TPP Leaders APEC Summit 2010

TPP Leaders at the APEC Summit in Japan, 2010, photo credit to Gobierno de Chile

On November 12, 2011, the Leaders of nine Trans-Pacific Partnership countries – Australia, Brunei Darussalam, Chile, Malaysia, New Zealand, Peru, Singapore, Vietnam, and the United States – announced the achievement of the broad outlines of an ambitious, 21st-century Trans-Pacific Partnership (TPP) agreement that will enhance trade and investment among the TPP partner countries, promote innovation, economic growth and development, and support the creation and retention of jobs.

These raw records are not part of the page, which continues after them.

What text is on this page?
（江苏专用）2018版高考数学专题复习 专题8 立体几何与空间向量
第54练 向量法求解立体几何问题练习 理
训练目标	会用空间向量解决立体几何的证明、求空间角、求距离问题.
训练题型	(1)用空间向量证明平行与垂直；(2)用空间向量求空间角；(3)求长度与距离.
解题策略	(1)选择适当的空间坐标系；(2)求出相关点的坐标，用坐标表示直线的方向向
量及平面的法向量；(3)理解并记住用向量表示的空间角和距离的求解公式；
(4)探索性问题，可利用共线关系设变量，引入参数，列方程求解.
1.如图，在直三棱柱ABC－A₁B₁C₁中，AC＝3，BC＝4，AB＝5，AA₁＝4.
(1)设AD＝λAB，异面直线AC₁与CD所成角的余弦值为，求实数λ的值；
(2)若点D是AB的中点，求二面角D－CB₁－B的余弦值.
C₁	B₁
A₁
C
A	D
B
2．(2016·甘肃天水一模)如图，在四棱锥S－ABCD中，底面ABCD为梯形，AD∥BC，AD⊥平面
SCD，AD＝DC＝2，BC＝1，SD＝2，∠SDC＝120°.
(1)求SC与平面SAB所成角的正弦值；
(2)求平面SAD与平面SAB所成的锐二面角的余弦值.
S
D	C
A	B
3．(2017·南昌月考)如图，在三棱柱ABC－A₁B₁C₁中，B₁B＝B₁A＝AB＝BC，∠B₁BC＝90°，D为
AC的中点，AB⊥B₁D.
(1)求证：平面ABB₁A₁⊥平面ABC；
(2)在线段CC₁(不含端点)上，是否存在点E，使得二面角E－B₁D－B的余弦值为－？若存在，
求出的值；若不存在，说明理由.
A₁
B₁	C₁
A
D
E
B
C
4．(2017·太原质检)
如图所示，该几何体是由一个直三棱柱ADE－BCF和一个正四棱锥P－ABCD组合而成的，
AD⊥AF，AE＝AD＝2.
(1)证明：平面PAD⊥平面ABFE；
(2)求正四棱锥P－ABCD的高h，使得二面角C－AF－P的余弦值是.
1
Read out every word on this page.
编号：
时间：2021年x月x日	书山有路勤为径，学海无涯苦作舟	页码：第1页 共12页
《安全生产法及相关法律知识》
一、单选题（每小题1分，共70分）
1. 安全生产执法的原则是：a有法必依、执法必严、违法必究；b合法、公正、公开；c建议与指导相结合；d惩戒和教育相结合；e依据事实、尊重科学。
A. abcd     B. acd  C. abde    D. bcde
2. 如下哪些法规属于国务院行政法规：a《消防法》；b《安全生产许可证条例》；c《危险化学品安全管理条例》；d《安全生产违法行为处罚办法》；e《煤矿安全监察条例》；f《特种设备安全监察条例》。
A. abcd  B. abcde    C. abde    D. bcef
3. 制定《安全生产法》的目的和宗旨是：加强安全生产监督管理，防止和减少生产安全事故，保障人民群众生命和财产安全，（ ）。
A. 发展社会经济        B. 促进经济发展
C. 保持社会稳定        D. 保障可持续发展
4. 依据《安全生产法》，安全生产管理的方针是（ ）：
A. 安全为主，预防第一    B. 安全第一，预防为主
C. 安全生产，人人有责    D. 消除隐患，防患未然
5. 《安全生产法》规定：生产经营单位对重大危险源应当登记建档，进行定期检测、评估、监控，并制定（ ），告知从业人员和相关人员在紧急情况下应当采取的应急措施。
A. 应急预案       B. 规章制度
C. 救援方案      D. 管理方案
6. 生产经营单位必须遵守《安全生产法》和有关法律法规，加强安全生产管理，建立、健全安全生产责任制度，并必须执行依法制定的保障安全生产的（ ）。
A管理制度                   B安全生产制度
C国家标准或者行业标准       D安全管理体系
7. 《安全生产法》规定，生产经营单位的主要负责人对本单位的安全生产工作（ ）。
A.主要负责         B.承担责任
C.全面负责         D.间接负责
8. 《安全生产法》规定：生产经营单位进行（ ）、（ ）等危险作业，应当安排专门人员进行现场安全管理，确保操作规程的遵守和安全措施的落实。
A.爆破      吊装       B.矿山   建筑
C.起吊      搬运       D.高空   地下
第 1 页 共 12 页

President Obama announced in November 2009 the United States’ intention to participate in the Trans-Pacific Partnership (TPP) negotiations to conclude an ambitious, next-generation, Asia-Pacific trade agreement that reflects U.S. economic priorities and values. Through this agreement, the Obama Administration is seeking to boost U.S. economic growth and support the creation and retention of high-quality American jobs by increasing exports in a region that includes some of the world’s most robust economies and that represents more than 40 percent of global trade. The Obama Administration, working in close partnership with Congress and with a wide range of stakeholders, is seeking to conclude a strong agreement that addresses the issues that U.S. businesses and workers are facing in the 21st century.


The United States is currently negotiating the TPP with eleven other like-minded countries (Australia, Brunei Darussalam, Canada, Chile, Japan, Malaysia, Mexico, New Zealand, Peru, Singapore, and Vietnam) that share a commitment to concluding a high-standard, ambitious agreement and to expanding the initial group to include additional countries throughout the Asia-Pacific region. On April 24, 2013, the United States Trade Representative notified Congress of its intent to include Japan, the world’s third largest economy, in the TPP negotiations, pending the successful conclusion of the domestic procedures of each of the current members. Japan’s entry further distinguishes TPP as the most credible pathway to broader Asia-Pacific regional economic integration.


The TPP is the cornerstone of the Obama Administration’s economic policy in the Asia Pacific. The large and growing markets of the Asia-Pacific already are key destinations for U.S. manufactured goods, agricultural products, and services suppliers, and the TPP will further deepen this trade and investment. As a group, the TPP countries are the largest goods and services export market of the United States. U.S. goods exports to the broader Asia-Pacific totaled $942 billion in 2012, representing 61 percent of total U.S. goods exports. U.S. exports of agricultural products to the region totaled $106 billion in 2012, 75 percent of total U.S. agricultural exports. U.S. private services exports totaled $226 billion in 2011 (latest data available), 38 percent of total U.S. private services exports to the world. America’s small- and medium-sized enterprises alone exported $247 billion to the Asia-Pacific in 2011 (latest data available).


After 19 rounds, the 12 countries have made significant progress and the negotiations are on an accelerated track toward conclusion of an ambitious, comprehensive agreement envisioned by President Obama and the Leaders of the eleven other TPP countries.